MNR aims to make sense of diverse literature where concepts have been defined and researched differently because of the researchers' accepted practice and beliefs. This is where Kuhn comes in with his concept of a paradigm, but a finer grain 'unit of analysis' is deemed to be more useful as within a paradigm there may be more than just one set of practice and beliefs. Experience to date with MNR does seem to indicate that the 'tradition' is a useful unit of analysis.
A research tradition is defined as defined “as a coherent body of theoretical knowledge and a linked set of primary studies in which successive studies are influenced by the findings of previous studies”

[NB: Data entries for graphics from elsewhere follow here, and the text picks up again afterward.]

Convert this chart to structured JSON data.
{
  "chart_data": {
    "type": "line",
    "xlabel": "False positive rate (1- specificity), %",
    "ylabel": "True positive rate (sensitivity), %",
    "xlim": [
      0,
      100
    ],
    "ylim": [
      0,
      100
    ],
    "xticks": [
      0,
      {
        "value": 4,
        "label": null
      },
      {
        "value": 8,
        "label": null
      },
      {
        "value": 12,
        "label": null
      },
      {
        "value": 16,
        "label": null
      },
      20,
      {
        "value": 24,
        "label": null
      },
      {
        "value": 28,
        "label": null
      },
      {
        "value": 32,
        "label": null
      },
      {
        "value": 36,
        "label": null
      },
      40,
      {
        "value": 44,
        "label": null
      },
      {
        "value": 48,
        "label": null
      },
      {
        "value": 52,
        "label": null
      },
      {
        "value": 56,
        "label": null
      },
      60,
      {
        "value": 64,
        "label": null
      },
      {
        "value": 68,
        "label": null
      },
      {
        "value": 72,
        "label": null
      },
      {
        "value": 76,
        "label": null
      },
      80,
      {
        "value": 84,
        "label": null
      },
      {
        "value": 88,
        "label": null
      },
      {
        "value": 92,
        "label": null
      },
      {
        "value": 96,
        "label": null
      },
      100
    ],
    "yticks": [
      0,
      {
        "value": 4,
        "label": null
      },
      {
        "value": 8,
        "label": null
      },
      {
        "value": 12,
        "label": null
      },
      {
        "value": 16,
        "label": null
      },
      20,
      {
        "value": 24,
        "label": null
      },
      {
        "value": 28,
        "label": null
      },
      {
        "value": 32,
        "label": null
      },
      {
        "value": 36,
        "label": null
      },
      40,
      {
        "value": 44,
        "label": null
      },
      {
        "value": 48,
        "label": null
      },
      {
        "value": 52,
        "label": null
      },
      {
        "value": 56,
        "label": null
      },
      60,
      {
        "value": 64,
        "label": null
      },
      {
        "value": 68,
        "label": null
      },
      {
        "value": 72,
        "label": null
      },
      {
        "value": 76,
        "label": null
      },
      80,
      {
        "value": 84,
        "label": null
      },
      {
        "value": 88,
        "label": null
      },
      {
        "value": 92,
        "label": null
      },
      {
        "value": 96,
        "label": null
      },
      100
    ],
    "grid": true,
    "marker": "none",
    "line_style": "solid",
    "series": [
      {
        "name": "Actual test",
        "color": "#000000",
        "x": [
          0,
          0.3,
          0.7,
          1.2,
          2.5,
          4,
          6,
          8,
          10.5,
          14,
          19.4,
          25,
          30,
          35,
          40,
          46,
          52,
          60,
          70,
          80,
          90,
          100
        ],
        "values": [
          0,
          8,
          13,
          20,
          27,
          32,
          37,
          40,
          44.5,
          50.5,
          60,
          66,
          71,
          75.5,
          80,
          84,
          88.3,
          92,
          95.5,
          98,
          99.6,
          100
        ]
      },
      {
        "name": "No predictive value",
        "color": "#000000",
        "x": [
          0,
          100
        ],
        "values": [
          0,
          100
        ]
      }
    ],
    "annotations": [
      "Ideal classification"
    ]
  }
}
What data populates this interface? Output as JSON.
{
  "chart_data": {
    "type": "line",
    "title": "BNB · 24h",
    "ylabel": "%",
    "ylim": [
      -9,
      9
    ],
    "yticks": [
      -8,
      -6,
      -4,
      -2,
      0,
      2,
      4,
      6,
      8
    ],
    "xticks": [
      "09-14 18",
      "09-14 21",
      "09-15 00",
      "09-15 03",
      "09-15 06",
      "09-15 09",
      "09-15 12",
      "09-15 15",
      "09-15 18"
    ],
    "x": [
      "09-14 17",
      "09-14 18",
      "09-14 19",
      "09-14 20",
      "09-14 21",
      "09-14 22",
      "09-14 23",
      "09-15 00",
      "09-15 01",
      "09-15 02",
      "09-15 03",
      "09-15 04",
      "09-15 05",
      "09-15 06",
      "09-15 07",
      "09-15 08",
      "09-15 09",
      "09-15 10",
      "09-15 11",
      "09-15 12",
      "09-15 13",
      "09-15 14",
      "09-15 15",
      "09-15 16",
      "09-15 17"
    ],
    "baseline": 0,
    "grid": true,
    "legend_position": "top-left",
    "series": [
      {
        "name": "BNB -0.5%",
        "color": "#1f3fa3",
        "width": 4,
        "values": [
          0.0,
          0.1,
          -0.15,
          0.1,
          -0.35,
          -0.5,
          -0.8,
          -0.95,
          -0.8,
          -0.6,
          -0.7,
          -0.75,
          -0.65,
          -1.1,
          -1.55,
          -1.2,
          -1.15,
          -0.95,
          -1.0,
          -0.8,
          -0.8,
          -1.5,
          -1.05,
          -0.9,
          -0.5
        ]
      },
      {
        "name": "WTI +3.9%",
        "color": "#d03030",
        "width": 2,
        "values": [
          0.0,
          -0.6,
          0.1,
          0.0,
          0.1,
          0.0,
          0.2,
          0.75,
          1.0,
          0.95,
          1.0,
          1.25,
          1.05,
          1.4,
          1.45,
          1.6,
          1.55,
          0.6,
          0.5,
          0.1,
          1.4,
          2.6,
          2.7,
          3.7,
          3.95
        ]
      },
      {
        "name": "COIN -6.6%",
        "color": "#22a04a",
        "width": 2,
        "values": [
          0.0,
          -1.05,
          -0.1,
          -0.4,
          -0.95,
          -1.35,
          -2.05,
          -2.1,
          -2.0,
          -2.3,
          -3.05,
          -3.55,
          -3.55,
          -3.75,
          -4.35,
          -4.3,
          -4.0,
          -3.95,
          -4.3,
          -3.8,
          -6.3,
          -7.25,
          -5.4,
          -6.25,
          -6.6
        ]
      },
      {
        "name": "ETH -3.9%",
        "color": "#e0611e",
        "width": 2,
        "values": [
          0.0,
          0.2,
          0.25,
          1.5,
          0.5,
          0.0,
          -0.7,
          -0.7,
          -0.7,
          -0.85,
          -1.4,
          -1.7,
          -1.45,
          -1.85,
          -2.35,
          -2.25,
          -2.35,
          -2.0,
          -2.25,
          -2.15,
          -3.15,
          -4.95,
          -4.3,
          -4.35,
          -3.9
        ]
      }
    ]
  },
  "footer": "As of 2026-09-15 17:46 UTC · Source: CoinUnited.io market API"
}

(I realise Ihave not 'defined' the other terms. You probably know this, but definitions may be found in Greenhalgh et al.'s 'Storylines of research in diffusion of innovation: a meta-narrative approach to systematic review' Social Science & Medicine 61 (2005) 417–430 and 'Tensions and Paradoxes in Electronic Patient Record Research: A Systematic Literature Review Using the Meta-narrative Method The Milbank Quarterly, Vol. 87, No. 4, 2009 (pp. 729–788)' has a Glossary).
A question that arose was how many meta-narratives need to be mapped. The answer given was more than one, because if a concept was defined and researched in pretty much the same way by everyone, then a MNR would probably not be the ideal method to use.
As traditions evolve and change, one assumption was that there was some means of communication within and between traditions. It was raised that this may not necessarily be happening and questions arose about whether it was possible to map such talk (or its absence) and/or what the implication was to the mapping process if none of this 'cross talk' occured.
THE SOCIAL DIMENSION and FOUCAULT
Whilst Kuhn suggests that knowlegde is a social construct, one weakness raised in his writings is that of the influence of the social dimension on knowledge construction. Foucault's knowledge-power theoretical lens could provide an alternative way of viewing data... does anyone feel like operationalising this into a review method? Is there a need?
Two other points came up - middle-range theory and software. as these are more 'generic' issues to both review methods I have started separate threads on each.